I've implemented 2 functions:
- Convolving a matrix with a non-separable kernel
- Convolving a matrix with a separable kernel (For now I've assumed python does the rank checking and splitting before passing it onto C)
Neither of these functions has padding since I require dimensionality reduction.

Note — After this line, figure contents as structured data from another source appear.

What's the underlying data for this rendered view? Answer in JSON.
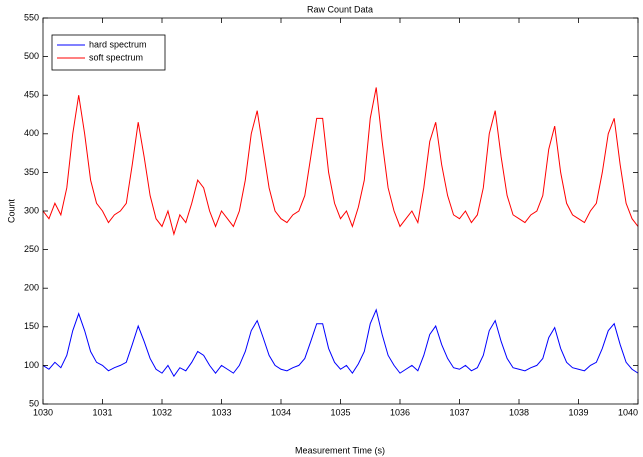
{
  "chart_data": {
    "type": "line",
    "title": "Raw Count Data",
    "xlabel": "Measurement Time (s)",
    "ylabel": "Count",
    "x": [
      1030,
      1030.1,
      1030.2,
      1030.3,
      1030.4,
      1030.5,
      1030.6,
      1030.7,
      1030.8,
      1030.9,
      1031,
      1031.1,
      1031.2,
      1031.3,
      1031.4,
      1031.5,
      1031.6,
      1031.7,
      1031.8,
      1031.9,
      1032,
      1032.1,
      1032.2,
      1032.3,
      1032.4,
      1032.5,
      1032.6,
      1032.7,
      1032.8,
      1032.9,
      1033,
      1033.1,
      1033.2,
      1033.3,
      1033.4,
      1033.5,
      1033.6,
      1033.7,
      1033.8,
      1033.9,
      1034,
      1034.1,
      1034.2,
      1034.3,
      1034.4,
      1034.5,
      1034.6,
      1034.7,
      1034.8,
      1034.9,
      1035,
      1035.1,
      1035.2,
      1035.3,
      1035.4,
      1035.5,
      1035.6,
      1035.7,
      1035.8,
      1035.9,
      1036,
      1036.1,
      1036.2,
      1036.3,
      1036.4,
      1036.5,
      1036.6,
      1036.7,
      1036.8,
      1036.9,
      1037,
      1037.1,
      1037.2,
      1037.3,
      1037.4,
      1037.5,
      1037.6,
      1037.7,
      1037.8,
      1037.9,
      1038,
      1038.1,
      1038.2,
      1038.3,
      1038.4,
      1038.5,
      1038.6,
      1038.7,
      1038.8,
      1038.9,
      1039,
      1039.1,
      1039.2,
      1039.3,
      1039.4,
      1039.5,
      1039.6,
      1039.7,
      1039.8,
      1039.9,
      1040
    ],
    "series": [
      {
        "name": "hard spectrum",
        "color": "#0000ff",
        "values": [
          100,
          95,
          104,
          97,
          113,
          145,
          167,
          145,
          118,
          104,
          100,
          93,
          97,
          100,
          104,
          127,
          151,
          131,
          109,
          95,
          90,
          100,
          86,
          97,
          93,
          104,
          118,
          113,
          100,
          90,
          100,
          95,
          90,
          100,
          118,
          145,
          158,
          136,
          113,
          100,
          95,
          93,
          97,
          100,
          109,
          131,
          154,
          154,
          122,
          104,
          95,
          100,
          90,
          102,
          118,
          154,
          172,
          140,
          113,
          100,
          90,
          95,
          100,
          93,
          113,
          140,
          151,
          127,
          109,
          97,
          95,
          100,
          93,
          97,
          113,
          145,
          158,
          131,
          109,
          97,
          95,
          93,
          97,
          100,
          109,
          136,
          149,
          122,
          104,
          97,
          95,
          93,
          100,
          104,
          122,
          145,
          154,
          127,
          104,
          95,
          90
        ]
      },
      {
        "name": "soft spectrum",
        "color": "#ff0000",
        "values": [
          300,
          290,
          310,
          295,
          330,
          400,
          450,
          400,
          340,
          310,
          300,
          285,
          295,
          300,
          310,
          360,
          415,
          370,
          320,
          290,
          280,
          300,
          270,
          295,
          285,
          310,
          340,
          330,
          300,
          280,
          300,
          290,
          280,
          300,
          340,
          400,
          430,
          380,
          330,
          300,
          290,
          285,
          295,
          300,
          320,
          370,
          420,
          420,
          350,
          310,
          290,
          300,
          280,
          305,
          340,
          420,
          460,
          390,
          330,
          300,
          280,
          290,
          300,
          285,
          330,
          390,
          415,
          360,
          320,
          295,
          290,
          300,
          285,
          295,
          330,
          400,
          430,
          370,
          320,
          295,
          290,
          285,
          295,
          300,
          320,
          380,
          410,
          350,
          310,
          295,
          290,
          285,
          300,
          310,
          350,
          400,
          420,
          360,
          310,
          290,
          280
        ]
      }
    ],
    "xlim": [
      1030,
      1040
    ],
    "xticks": [
      1030,
      1031,
      1032,
      1033,
      1034,
      1035,
      1036,
      1037,
      1038,
      1039,
      1040
    ],
    "ylim": [
      50,
      550
    ],
    "yticks": [
      50,
      100,
      150,
      200,
      250,
      300,
      350,
      400,
      450,
      500,
      550
    ],
    "legend": "upper left"
  }
}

Non-separable 2D Convolution
// a - 2D matrix (as a 1D array), w - kernel
double* conv2(double* a, double* w, double* result)
{
register double acc;
register int i;
register int j;
register int k1, k2;
register int l1, l2;
register int t1, t2;
for(i = 0; i < RESULT_DIM; i++)
{
t1 = i * RESULT_DIM; // loop invariants
for(j = 0; j < RESULT_DIM; j++)
{
acc = 0.0;
for(k1 = FILTER_DIM - 1, k2 = 0; k1 >= 0; k1--, k2++)
{
t2 = k1 * FILTER_DIM; // loop invariants
for(l1 = FILTER_DIM - 1, l2 = 0; l1 >= 0; l1--, l2++)
{
acc += w[t2 + l1] * a[(i + k2) * IMG_DIM + (j + l2)];
}
}
result[t1 + j] = acc;
}
}
return result;
}
Separable 2D Convolution
// a - 2D matrix, w1, w2 - the separated 1D kernels
double* conv2sep(double* a, double* w1, double* w2, double* result)
{
register double acc;
register int i;
register int j;
register int k1, k2;
register int t;
double* tmp = (double*)malloc(IMG_DIM * RESULT_DIM * sizeof(double));
for(i = 0; i < RESULT_DIM; i++) // convolve with w1
{
t = i * RESULT_DIM;
for(j = 0; j < IMG_DIM; j++)
{
acc = 0.0;
for(k1 = FILTER_DIM - 1, k2 = 0; k1 >= 0; k1--, k2++)
{
acc += w1[k1] * a[k2 * IMG_DIM + t + j];
}
tmp[t + j] = acc;
}
}
for(i = 0; i < RESULT_DIM; i++) // convolve with w2
{
t = i * RESULT_DIM;
for(j = 0; j < RESULT_DIM; j++)
{
acc = 0.0;
for(k1 = FILTER_DIM - 1, k2 = 0; k1 >= 0; k1--, k2++)
{
acc += w2[k1] * tmp[t + (j + k2)];
}
result[t + j] = acc;
}
}
free(tmp);
return result;
}
Compiling with gcc's -O3 flag and testing on a 2.7GHz Intel i7, using a 4000x4000 matrix and 5x5 kernel, I get respectively (avg of 5):
271.21900 ms
127.32000 ms
This is still a considerable improvement over scipy.signal's convolve2d which takes around 2 seconds for the same operation, but I need more speed since I'll be calling this function thousands of times. Changing the data type to float isn't an option at the moment, even though it'd cause a considerable speedup.
Is there a way I can optimise these algorithms further? Can I apply any cache tricks or routines to speed it up?
Any suggestions would be appreciated.